Sometimes people aren't lying (and why would she do so to a colleague?) but are mistaken. I could see how something you would have said as a prospective client ("before the first session") might not make it into her memory; because therapy doesn't really start until the first session and T's likely talk to many people as prospectives who don't show up, so the memory thing isn't engaged the way it is when someone is in front of you. Or maybe she came to think that because you didn't deal with your addiction much in those early times in therapy.
I could also see how your memory could be mistaken, in the sense that maybe you intended to say it but was caught up and didn't.
I think her clinical notes would reveal what she thought she knew at the time. There could be many reasons why her impression of what you'd revealed is different than what you remember you said. I think this happens all the time and memory can shift from the integration of new information. Maybe she didn't realize how bad your addiction was and that reframed what she thought she knew and when.
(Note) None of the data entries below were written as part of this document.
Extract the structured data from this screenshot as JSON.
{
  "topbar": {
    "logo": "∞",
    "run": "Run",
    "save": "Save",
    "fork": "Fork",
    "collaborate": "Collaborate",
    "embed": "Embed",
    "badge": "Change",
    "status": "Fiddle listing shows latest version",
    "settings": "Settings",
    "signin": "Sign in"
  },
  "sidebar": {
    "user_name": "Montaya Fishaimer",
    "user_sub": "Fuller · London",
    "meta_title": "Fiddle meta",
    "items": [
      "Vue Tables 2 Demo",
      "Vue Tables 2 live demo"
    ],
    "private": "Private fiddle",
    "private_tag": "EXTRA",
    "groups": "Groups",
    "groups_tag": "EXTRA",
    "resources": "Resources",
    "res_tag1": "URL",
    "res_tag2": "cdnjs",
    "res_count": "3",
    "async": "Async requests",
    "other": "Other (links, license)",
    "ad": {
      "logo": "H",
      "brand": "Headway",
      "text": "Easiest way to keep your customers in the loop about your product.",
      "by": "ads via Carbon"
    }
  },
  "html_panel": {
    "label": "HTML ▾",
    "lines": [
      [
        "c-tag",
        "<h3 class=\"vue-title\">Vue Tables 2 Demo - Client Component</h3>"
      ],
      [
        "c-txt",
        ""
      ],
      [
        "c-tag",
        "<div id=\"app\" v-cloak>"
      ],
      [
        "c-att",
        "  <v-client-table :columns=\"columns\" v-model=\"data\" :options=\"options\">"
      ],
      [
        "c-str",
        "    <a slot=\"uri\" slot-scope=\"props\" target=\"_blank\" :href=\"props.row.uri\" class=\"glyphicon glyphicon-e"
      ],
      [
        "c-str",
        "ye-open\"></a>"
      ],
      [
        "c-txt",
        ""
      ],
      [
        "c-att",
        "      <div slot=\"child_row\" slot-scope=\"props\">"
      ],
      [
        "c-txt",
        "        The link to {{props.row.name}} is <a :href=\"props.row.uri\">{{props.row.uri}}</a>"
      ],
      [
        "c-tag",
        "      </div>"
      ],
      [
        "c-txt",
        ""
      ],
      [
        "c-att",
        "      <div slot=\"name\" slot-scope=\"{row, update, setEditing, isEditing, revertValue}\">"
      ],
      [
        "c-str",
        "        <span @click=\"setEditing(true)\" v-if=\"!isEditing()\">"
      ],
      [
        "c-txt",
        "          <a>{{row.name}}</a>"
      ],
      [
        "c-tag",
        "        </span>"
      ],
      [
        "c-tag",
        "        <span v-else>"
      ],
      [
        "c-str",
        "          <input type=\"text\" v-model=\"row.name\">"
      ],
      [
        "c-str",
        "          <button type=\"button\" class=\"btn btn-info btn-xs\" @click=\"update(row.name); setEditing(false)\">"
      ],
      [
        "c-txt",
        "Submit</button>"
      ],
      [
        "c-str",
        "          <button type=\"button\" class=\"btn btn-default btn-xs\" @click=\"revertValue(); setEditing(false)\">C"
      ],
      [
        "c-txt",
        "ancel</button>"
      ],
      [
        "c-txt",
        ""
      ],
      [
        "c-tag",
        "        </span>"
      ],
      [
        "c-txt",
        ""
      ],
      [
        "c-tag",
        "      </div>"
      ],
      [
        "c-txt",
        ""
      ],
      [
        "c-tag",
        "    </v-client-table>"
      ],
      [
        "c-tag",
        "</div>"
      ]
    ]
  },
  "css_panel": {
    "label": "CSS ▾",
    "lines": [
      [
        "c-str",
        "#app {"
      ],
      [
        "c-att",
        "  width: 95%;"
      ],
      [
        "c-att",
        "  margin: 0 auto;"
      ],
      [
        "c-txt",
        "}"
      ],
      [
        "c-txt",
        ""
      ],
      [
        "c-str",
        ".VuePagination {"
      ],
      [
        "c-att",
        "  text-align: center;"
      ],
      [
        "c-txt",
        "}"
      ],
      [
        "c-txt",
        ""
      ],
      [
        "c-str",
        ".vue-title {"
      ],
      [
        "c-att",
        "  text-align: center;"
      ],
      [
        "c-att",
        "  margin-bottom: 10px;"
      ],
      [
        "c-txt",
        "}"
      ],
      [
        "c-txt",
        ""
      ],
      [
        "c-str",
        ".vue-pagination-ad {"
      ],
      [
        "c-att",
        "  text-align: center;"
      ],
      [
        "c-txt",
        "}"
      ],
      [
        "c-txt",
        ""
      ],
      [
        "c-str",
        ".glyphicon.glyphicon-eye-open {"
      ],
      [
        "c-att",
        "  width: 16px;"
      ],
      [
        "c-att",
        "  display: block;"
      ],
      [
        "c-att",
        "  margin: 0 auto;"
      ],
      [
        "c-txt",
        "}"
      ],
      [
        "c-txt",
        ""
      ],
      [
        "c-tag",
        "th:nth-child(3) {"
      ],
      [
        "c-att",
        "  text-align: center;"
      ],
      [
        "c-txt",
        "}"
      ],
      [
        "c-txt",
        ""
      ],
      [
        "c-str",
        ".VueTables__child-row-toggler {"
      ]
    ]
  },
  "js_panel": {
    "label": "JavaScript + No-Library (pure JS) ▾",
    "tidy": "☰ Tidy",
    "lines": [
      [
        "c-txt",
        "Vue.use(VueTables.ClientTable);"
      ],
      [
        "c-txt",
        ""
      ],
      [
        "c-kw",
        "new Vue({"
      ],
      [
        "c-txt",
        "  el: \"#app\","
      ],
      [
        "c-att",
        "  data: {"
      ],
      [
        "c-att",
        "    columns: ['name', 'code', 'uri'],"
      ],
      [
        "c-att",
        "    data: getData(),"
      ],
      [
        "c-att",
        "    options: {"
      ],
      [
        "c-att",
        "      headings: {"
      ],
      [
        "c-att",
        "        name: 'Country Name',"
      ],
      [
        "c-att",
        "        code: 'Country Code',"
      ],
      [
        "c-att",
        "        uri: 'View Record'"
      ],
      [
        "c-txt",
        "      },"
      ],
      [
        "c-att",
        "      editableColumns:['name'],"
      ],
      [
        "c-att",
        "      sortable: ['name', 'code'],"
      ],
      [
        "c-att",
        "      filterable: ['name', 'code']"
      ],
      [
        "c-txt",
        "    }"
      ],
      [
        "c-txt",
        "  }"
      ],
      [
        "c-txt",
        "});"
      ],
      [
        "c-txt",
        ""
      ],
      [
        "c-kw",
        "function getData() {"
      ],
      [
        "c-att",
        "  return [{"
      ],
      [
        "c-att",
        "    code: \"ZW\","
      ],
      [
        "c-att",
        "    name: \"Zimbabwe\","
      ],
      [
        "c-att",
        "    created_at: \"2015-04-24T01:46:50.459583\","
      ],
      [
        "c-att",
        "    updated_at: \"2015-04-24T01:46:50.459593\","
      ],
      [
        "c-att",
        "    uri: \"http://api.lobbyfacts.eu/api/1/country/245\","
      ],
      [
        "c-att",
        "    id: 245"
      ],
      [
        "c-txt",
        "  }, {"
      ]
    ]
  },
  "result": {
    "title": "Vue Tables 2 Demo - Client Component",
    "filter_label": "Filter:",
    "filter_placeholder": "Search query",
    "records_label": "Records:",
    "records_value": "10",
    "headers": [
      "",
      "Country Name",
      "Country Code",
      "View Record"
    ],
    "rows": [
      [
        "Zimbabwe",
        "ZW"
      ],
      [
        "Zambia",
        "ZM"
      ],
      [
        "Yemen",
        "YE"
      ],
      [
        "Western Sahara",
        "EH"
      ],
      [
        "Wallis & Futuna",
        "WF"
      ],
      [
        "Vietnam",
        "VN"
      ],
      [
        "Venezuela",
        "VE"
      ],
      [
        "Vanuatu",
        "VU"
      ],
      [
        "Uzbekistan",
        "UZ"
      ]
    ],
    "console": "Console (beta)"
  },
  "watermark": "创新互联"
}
This is probably one of the risks of having current T's consult with former ones. My guess is that the former ones get a lot of stuff wrong. I imagine your current T is used to dealing with this phenomenon or at the least is familiar with the basic psych principle that 2 people having the same conversation can come away with vastly different ideas of what's been said.
Sometimes it has helped me to try to find the more benign explanation such as mistake rather than go full on hostile and accuse someone of more than the facts can indicate.